Tough economic times have placed many people in situations where living expenses are higher than income, especially for those who find themselves unemployed or underemployed. Here in Las Vegas the drop in the real estate market values placed many homeowners in a situation with a mortgage debt higher than their homes would bring should they find a buyer. Most people don’t know how to make a short sale because they weren’t expecting ever to be in this predicament. In many cases, foreclosure may seem to be their only option, but it is unwise for them to assume that until they know all the facts.
What Are Short Sale Benefits
Even though a short sale does not look great on your credit score, it is still better than a foreclosure. While both stay on your credit record for 7 years, the short sale may be shown as “sold for less than market value,” which will cause a drop in points but not as drastically as the foreclosure. Some other factors that make the short sale better are:
- You don’t have the stigma of foreclosure on your record, which has a direct bearing on your ability to borrow in the future.
- The bank does not have control of the sale of your home; you do.
- The sale of your home will be no different than if you were selling for a profit.
- A short sale does not require you to be behind on payments.
Purchasing a Home After a Short Sale
Obviously, you probably have some plan to own a home again when you are involved with a short sale. Depending on your payment history and whether the bank requires you to pay any costs that are not covered by the sale, you may be able to get financing for the purchase of a home immediately after your current home is sold.
Generally if the lender agrees to the short sale, the homeowner is not asked to pay any remaining funds on the mortgage. If there is a substantial difference in the amount that remains due on the mortgage and what the sale amount of the property is, the short sale may not be an option. Still, it is best to know that for certain.
If you are in arrears with payments, getting financing for another less expensive home may not be an option for two to three years. Even if your payments are current at the time of a short sale, it can still be difficult to find financing for another home.

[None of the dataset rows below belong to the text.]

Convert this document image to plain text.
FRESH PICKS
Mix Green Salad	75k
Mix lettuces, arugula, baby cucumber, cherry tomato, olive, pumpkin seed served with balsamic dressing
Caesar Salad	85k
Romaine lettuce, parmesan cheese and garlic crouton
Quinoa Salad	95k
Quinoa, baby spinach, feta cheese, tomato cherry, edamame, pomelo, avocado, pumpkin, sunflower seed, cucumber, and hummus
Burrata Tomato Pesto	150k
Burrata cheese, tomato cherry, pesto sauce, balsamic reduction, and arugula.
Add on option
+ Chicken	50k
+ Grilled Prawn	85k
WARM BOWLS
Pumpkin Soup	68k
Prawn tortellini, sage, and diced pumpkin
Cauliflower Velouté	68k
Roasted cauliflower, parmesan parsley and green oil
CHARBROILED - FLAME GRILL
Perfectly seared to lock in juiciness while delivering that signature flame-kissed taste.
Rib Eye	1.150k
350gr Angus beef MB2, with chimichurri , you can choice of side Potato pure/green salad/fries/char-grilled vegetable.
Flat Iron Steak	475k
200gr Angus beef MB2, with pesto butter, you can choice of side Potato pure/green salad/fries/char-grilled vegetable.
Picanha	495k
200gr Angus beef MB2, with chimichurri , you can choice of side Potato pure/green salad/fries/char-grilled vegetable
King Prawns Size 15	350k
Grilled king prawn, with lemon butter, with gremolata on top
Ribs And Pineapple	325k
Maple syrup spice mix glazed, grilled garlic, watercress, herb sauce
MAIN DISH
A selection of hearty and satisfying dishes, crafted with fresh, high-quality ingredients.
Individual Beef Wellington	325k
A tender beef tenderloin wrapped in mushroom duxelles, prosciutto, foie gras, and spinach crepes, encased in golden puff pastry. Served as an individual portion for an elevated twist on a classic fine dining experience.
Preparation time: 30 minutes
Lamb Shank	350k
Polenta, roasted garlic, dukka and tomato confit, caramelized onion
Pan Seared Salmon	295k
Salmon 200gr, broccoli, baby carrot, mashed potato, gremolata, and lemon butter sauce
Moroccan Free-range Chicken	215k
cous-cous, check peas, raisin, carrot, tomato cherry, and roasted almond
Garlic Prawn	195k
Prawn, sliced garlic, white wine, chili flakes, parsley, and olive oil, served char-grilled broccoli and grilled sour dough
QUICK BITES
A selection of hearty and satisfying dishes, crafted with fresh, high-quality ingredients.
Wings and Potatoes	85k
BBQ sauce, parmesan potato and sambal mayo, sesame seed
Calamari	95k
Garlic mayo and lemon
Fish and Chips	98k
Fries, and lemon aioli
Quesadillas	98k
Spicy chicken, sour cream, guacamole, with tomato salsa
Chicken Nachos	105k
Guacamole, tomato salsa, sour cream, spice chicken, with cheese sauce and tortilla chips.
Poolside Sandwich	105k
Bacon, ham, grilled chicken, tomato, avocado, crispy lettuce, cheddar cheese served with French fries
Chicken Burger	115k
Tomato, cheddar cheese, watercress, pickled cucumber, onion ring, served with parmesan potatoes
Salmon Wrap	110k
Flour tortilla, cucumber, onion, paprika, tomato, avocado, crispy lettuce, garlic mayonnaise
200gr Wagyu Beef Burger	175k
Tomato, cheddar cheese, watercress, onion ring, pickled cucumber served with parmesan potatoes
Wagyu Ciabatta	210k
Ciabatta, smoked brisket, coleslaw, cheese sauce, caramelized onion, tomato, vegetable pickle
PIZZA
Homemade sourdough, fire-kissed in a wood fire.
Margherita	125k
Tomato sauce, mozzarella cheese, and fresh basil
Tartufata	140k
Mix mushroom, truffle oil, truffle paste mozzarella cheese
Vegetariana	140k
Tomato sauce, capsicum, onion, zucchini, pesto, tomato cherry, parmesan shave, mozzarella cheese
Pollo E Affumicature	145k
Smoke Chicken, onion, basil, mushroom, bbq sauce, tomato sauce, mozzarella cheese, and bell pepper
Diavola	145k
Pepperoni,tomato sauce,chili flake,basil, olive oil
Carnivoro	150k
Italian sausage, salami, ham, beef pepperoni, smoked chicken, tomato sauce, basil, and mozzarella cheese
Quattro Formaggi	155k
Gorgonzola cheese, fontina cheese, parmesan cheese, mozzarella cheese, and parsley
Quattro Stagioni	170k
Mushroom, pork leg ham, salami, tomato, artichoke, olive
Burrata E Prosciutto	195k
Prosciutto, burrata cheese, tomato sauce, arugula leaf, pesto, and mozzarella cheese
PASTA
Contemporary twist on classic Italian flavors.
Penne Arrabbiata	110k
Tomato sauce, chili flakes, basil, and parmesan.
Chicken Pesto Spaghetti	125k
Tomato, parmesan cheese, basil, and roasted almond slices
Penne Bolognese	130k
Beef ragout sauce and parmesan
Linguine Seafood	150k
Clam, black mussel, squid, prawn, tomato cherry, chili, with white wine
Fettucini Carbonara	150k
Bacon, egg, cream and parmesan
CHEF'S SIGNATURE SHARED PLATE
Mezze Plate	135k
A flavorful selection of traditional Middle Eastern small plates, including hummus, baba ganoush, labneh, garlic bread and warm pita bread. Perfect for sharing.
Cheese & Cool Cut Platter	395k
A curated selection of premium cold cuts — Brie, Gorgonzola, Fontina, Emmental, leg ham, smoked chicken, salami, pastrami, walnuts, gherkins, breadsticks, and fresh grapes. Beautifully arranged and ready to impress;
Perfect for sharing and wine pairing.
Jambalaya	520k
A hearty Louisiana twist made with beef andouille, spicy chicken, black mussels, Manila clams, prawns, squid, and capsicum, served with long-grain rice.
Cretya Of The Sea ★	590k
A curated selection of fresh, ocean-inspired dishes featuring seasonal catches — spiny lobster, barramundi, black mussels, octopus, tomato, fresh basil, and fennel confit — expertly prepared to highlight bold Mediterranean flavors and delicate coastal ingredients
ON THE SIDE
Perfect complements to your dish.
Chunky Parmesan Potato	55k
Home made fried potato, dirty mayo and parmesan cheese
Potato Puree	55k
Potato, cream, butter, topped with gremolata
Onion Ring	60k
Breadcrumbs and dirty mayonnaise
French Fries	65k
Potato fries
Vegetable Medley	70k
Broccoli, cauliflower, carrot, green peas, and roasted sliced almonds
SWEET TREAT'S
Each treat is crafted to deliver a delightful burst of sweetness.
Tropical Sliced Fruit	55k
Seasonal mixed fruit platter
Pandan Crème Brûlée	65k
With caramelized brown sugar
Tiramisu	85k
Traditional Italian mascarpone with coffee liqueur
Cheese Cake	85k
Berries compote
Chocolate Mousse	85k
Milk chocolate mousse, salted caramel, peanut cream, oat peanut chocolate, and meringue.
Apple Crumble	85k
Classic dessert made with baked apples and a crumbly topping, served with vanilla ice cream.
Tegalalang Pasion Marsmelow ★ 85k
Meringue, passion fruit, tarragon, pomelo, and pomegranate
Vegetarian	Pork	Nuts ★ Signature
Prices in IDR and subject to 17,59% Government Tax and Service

A new FHA home loan might require you to move at least 600 miles away from your last address. Whatever the case with a short sale, your chances of securing a loan are much better than if you go through foreclosure, which will keep you from getting a loan for 7 years. In any event, you owe it to yourself to speak with a real estate agent to find out what your best option might be. A Las Vegas short sale is generally better than the foreclosure alternative.